While In Conquest Born‘s universe has all the bells and whistles you could wish for in a space opera, it does often lack rigour. Anzha and Zatar are also probably too vivid a pair of characters, even for so colourful a universe. The amorality also reads badly, more so now that it might have done back in 1986. For that reason, I’m not convinced In Conquest Born has aged particularly well, but there are no doubt science fiction readers who will see nothing wrong in it and might well enjoy its overly rich and melodramatic story.

Black Sun Rising, CS Friedman

blacksunrisingBlack Sun Rising, CS Friedman (1991)
Review by Adam Whitehead

Twelve hundred years ago, a sleeper ship from Earth deposited several thousand colonists on the wild, untamed world of Erna. Seismically active Erna is a harsh planet to survive on, made worse by the presence of the Fae, a source of energy that permeates the elements and can be harnessed by certain humans to further their own ends. Unfortunately, the Fae can also be manipulated subconciously, resulting in the people’s fears and nightmares taking on solid form.

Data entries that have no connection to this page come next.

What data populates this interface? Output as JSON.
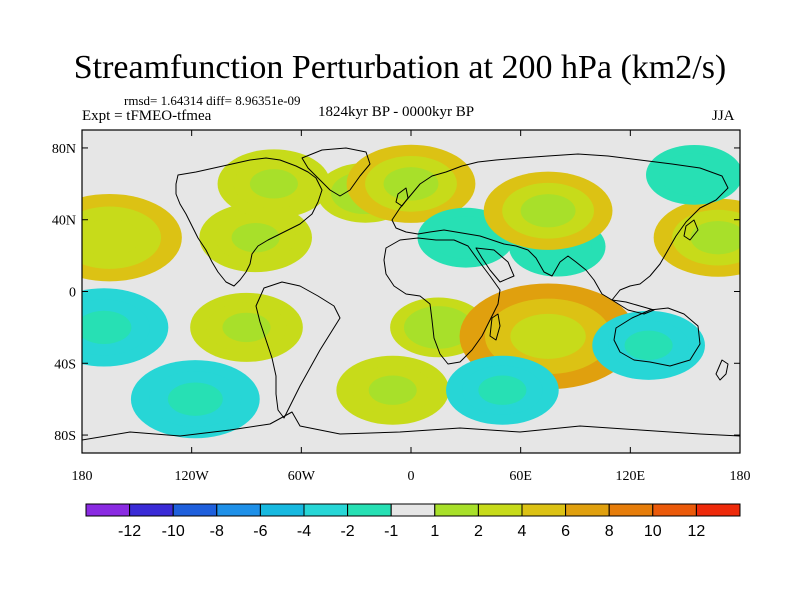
{
  "title": "Streamfunction Perturbation at 200 hPa (km2/s)",
  "stats": "rmsd= 1.64314 diff= 8.96351e-09",
  "experiment": "Expt = tFMEO-tfmea",
  "period": "1824kyr BP - 0000kyr BP",
  "season": "JJA",
  "chart_data": {
    "type": "heatmap",
    "projection": "cylindrical-equidistant",
    "variable": "streamfunction perturbation",
    "units": "km2/s",
    "level": "200 hPa",
    "xlim": [
      -180,
      180
    ],
    "ylim": [
      -90,
      90
    ],
    "x_ticks": [
      {
        "value": -180,
        "label": "180"
      },
      {
        "value": -120,
        "label": "120W"
      },
      {
        "value": -60,
        "label": "60W"
      },
      {
        "value": 0,
        "label": "0"
      },
      {
        "value": 60,
        "label": "60E"
      },
      {
        "value": 120,
        "label": "120E"
      },
      {
        "value": 180,
        "label": "180"
      }
    ],
    "y_ticks": [
      {
        "value": 80,
        "label": "80N"
      },
      {
        "value": 40,
        "label": "40N"
      },
      {
        "value": 0,
        "label": "0"
      },
      {
        "value": -40,
        "label": "40S"
      },
      {
        "value": -80,
        "label": "80S"
      }
    ],
    "colorbar": {
      "colors": [
        "#8a2be2",
        "#3a2bd6",
        "#1e5fdc",
        "#1e90e8",
        "#17b9e0",
        "#27d6d6",
        "#27e0b4",
        "#e6e6e6",
        "#a8e02a",
        "#c7db1a",
        "#dcc214",
        "#e0a00e",
        "#e67d0a",
        "#eb5a0a",
        "#ee2a0a"
      ],
      "labels": [
        "-12",
        "-10",
        "-8",
        "-6",
        "-4",
        "-2",
        "-1",
        "1",
        "2",
        "4",
        "6",
        "8",
        "10",
        "12"
      ]
    },
    "anomalies": [
      {
        "lon": -165,
        "lat": 30,
        "value": 5
      },
      {
        "lon": -168,
        "lat": -20,
        "value": -4
      },
      {
        "lon": -118,
        "lat": -60,
        "value": -4
      },
      {
        "lon": -85,
        "lat": 30,
        "value": 3
      },
      {
        "lon": -75,
        "lat": 60,
        "value": 3
      },
      {
        "lon": -90,
        "lat": -20,
        "value": 3
      },
      {
        "lon": -25,
        "lat": 55,
        "value": 2
      },
      {
        "lon": 0,
        "lat": 60,
        "value": 4
      },
      {
        "lon": 30,
        "lat": 30,
        "value": -2
      },
      {
        "lon": 80,
        "lat": 25,
        "value": -2
      },
      {
        "lon": 15,
        "lat": -20,
        "value": 2
      },
      {
        "lon": 75,
        "lat": -25,
        "value": 7
      },
      {
        "lon": -10,
        "lat": -55,
        "value": 3
      },
      {
        "lon": 50,
        "lat": -55,
        "value": -3
      },
      {
        "lon": 75,
        "lat": 45,
        "value": 4
      },
      {
        "lon": 130,
        "lat": -30,
        "value": -3
      },
      {
        "lon": 168,
        "lat": 30,
        "value": 4
      },
      {
        "lon": 155,
        "lat": 65,
        "value": -2
      }
    ]
  }
}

With all high technology lost in the birth of a new religion, the colonists of Erna have descended to a Renaissance level of technology, although retaining certain advanced medical, astronomical and scientific knowledge. Damien Kilcannon Vryce, a warrior-priest of the Church and one of the few churchmen able to wield the Fae, arrives in the city of Jaggonath to adopt a new and difficult role in the Church hierarchy. However, when a local Fae-wielder is brutally attacked and her ability to wield the Fae is neutralised, Damien is drawn into a lengthy quest that will lead into the dangerous rakhlands to confront a powerful sorcerer. Along the way Damien is forced into a most uneasy alliance with the cold and arrogant Gerald Tarrant, a powerful wielder of the Fae who has secrets of his own…

Black Sun Rising is the first novel in Celia Friedman’s Coldfire Trilogy. This SF-epic fantasy hybrid was very highly regarded upon its initial release in the United States, but oddly it wasn’t until fifteen years later that Orbit finally published the first UK edition.

The novel is a mixture of the familiar and the use of more original tropes, although the familiar does win out in the end. This is a quest story, with an interesting band of ‘heroes’ setting out to right a great wrong and travel across a vast chunk of countryside in the process. The world of Erna has some interesting facets to it but the travelling makes for the more tedious part of the book, especially the endless mucking around in caves. Page after page of description of rocks and tunnels does not make for entertaining reading.

Fortunately, Friedman’s characters are an interesting, if largely unlikeable bunch. She isn’t afraid to kill off major characters and paints them in convincing detail. Less impressive is that secondary characters are not very well developed at all. The rakhs’ motivations in particular could have been fleshed out more and one key character who hangs around for a good 150-200 or so pages doesn’t even get a name.

The plot-line is intriguing and there’s no denying that the world-building is quite well-thought-out. The cliffhanger ending comes out of nowhere and the enforced humour at the end of the book doesn’t really work as well as intended. That said, the book was enjoyable enough to make me look forward to picking up the second volume, When True Night Falls.

Black Sun Rising was surprisingly disappointing for such a widely-acclaimed novel. The author is a good writer but needs to lighten up a bit. The world is unrelentingly grim but Friedman isn’t in the same calibre as Scott Bakker, who can make such a world come alive and become compelling.